Legacy inadequacy
Posted Nov 7, 2006 8:04 UTC (Tue) by
man_ls (subscriber, #15091)
In reply to:
Red Hat should know by davej
Parent article:
Big decisions loom for Fedora
I don't even use Fedora; I just follow the news on LWN. Let me point out, from my utmost ignorance about Fedora (and most other things), the obvious flaws in your arguments.
The facts are that backporting fixes to older releases is boring as hell work, and very few people want to do it.
Indeed, but other community distros do just fine with volunteers.
Before a transition to Fedora legacy, there's almost a 1:1 mapping between package:maintainer. After the transition to legacy, there's a handful of developers maintaining the whole distro.

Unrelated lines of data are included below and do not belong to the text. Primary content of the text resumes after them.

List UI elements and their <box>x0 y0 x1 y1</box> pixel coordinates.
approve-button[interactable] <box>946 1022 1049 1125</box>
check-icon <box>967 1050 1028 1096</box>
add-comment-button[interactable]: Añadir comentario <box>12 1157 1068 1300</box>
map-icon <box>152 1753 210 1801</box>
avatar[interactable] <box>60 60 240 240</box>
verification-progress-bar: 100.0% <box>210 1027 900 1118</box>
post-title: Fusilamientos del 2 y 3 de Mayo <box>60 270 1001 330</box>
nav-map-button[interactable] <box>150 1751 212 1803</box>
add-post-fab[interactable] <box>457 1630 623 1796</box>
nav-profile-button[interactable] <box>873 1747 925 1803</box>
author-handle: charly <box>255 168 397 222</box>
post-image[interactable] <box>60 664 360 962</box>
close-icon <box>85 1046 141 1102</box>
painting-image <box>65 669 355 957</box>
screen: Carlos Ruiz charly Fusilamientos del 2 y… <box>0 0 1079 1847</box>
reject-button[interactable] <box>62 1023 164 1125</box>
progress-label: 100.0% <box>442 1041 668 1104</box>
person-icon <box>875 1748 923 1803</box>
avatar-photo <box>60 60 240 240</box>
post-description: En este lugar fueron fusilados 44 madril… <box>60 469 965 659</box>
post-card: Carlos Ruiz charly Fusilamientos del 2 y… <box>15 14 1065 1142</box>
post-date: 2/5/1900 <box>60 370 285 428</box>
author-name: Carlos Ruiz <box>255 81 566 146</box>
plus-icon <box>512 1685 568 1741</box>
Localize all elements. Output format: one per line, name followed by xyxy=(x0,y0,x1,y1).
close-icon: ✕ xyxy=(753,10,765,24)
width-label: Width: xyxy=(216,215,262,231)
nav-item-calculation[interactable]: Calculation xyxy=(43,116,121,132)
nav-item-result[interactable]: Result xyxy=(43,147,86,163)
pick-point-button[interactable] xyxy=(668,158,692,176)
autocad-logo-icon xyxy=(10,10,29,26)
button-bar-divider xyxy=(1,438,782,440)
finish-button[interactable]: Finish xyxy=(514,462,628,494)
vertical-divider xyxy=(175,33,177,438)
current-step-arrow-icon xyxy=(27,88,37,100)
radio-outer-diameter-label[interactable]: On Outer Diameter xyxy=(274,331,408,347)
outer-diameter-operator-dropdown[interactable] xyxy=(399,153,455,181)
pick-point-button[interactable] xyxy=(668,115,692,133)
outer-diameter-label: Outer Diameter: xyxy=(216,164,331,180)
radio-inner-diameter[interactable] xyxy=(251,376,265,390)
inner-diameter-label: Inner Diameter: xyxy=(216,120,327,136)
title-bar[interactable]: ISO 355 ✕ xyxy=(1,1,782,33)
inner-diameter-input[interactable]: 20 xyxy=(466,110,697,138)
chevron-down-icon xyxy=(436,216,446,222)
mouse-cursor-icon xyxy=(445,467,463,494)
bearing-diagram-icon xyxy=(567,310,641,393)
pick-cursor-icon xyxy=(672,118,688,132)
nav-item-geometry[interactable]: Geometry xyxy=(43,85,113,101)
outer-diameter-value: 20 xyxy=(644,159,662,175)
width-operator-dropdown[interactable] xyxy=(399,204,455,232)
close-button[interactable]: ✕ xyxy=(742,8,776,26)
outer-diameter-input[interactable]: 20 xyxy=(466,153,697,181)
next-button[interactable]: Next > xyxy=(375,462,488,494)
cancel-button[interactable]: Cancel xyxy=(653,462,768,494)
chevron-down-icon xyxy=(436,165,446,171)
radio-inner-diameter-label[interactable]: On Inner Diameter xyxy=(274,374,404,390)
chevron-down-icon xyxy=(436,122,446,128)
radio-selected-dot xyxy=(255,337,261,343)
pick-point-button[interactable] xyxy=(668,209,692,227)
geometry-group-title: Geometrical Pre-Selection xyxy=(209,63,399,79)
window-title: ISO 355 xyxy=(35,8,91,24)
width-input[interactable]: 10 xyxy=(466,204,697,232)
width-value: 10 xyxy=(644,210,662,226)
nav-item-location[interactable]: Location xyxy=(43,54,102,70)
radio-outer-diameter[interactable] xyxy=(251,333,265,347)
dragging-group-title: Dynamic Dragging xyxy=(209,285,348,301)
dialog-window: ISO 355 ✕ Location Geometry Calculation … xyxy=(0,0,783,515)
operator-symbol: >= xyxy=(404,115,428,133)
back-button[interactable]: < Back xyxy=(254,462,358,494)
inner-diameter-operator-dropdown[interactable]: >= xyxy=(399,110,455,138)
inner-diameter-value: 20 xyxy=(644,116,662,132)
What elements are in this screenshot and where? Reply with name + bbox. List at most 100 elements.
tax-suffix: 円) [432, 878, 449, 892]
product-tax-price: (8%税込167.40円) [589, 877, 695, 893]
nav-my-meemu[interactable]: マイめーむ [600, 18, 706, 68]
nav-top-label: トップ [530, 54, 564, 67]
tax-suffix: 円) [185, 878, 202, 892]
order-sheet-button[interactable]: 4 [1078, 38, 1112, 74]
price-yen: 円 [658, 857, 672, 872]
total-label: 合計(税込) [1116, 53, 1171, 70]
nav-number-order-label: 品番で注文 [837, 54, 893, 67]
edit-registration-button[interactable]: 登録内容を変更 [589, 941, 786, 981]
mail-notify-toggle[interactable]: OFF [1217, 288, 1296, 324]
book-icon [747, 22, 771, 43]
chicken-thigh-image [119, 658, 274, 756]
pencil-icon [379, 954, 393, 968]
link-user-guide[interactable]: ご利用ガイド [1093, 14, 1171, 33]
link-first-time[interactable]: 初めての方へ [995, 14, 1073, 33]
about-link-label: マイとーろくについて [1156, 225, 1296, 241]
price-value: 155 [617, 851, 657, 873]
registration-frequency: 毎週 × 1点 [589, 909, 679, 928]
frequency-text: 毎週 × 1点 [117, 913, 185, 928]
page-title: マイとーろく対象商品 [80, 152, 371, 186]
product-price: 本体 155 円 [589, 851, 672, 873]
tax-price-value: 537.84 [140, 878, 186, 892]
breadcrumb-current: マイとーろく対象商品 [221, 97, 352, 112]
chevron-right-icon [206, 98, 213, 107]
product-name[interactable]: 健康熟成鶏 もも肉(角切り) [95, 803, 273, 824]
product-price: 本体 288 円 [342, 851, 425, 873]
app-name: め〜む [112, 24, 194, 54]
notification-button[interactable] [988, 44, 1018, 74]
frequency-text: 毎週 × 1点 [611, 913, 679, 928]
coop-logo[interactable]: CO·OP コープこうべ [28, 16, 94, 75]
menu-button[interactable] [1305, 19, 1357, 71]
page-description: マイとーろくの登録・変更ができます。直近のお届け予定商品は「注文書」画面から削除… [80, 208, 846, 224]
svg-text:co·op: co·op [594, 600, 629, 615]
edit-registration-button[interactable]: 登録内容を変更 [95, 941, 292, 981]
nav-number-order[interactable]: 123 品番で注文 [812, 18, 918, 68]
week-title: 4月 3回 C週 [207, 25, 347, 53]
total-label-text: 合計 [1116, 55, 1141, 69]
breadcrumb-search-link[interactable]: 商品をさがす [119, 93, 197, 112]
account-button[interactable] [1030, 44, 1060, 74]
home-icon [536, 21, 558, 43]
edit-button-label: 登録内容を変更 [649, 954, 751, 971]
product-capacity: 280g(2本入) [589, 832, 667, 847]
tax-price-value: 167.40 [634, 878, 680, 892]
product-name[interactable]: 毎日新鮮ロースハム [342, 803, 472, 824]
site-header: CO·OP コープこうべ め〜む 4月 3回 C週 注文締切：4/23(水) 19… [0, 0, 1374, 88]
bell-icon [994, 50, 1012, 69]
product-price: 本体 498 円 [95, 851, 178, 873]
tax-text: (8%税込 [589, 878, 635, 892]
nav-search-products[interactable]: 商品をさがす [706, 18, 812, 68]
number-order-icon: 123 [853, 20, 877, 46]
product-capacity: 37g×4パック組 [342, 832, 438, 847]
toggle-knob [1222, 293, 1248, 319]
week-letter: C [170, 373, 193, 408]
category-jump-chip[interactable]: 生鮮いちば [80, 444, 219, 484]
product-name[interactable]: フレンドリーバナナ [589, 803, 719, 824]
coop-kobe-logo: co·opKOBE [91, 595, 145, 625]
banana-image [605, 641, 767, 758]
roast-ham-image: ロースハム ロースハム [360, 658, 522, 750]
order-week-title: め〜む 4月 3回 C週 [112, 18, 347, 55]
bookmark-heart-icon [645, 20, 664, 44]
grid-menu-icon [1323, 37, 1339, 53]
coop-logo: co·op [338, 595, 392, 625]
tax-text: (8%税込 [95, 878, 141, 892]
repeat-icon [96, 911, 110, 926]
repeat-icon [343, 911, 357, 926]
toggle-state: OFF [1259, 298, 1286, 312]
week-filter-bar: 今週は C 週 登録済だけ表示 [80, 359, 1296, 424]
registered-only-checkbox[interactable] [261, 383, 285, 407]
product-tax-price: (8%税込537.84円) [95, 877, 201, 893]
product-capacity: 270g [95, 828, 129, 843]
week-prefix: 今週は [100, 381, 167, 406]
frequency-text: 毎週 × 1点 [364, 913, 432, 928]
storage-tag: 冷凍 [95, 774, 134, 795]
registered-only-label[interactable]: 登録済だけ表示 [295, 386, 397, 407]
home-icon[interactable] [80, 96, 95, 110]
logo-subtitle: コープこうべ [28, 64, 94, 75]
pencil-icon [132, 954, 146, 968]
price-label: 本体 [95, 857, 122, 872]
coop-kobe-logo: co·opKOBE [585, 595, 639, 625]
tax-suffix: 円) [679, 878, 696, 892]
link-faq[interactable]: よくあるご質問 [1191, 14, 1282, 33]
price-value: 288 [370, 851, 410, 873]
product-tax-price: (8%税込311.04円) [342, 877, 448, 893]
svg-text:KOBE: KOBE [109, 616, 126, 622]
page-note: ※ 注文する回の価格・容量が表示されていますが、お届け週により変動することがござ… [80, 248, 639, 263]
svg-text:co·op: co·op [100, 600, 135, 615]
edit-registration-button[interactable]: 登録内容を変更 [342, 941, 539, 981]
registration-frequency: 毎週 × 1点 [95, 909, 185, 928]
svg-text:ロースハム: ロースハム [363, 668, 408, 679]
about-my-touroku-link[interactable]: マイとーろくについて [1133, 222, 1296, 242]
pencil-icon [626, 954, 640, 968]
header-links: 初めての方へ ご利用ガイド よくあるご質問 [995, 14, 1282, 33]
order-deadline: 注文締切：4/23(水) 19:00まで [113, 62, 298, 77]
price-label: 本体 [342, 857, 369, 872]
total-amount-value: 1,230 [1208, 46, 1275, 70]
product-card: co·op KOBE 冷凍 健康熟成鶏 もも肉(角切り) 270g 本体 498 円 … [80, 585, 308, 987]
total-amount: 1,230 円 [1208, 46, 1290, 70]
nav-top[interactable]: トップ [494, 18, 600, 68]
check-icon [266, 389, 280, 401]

It is not the same task at all; Legacy's stated mission is to "provide security and critical bug fix errata packages", not to correct every bug. It should be orders of magnitude less work.
[...] when you only have a handful of people actually turning out updates, it doesn't take long until they become overloaded.
No fixes since July for FC3 and
no fixes at all for FC4. This does not look like overloaded developers, but complete paralysis.
In support of my argument: if people saw working for Fedora Legacy as doing the grunt work for Red Hat for free, then they would not be willing to do it. Witness this quote from Jake Edge:
Fedora Legacy is a great idea, but appears to suffer from a lack of participation from the community.
Or (at the risk of being pedantic, but consider the imbalance in this conversation)
this one from Jon:
Perhaps the time has come to ask the question: is there any point in continuing to pretend that Fedora Legacy is a viable, successful project?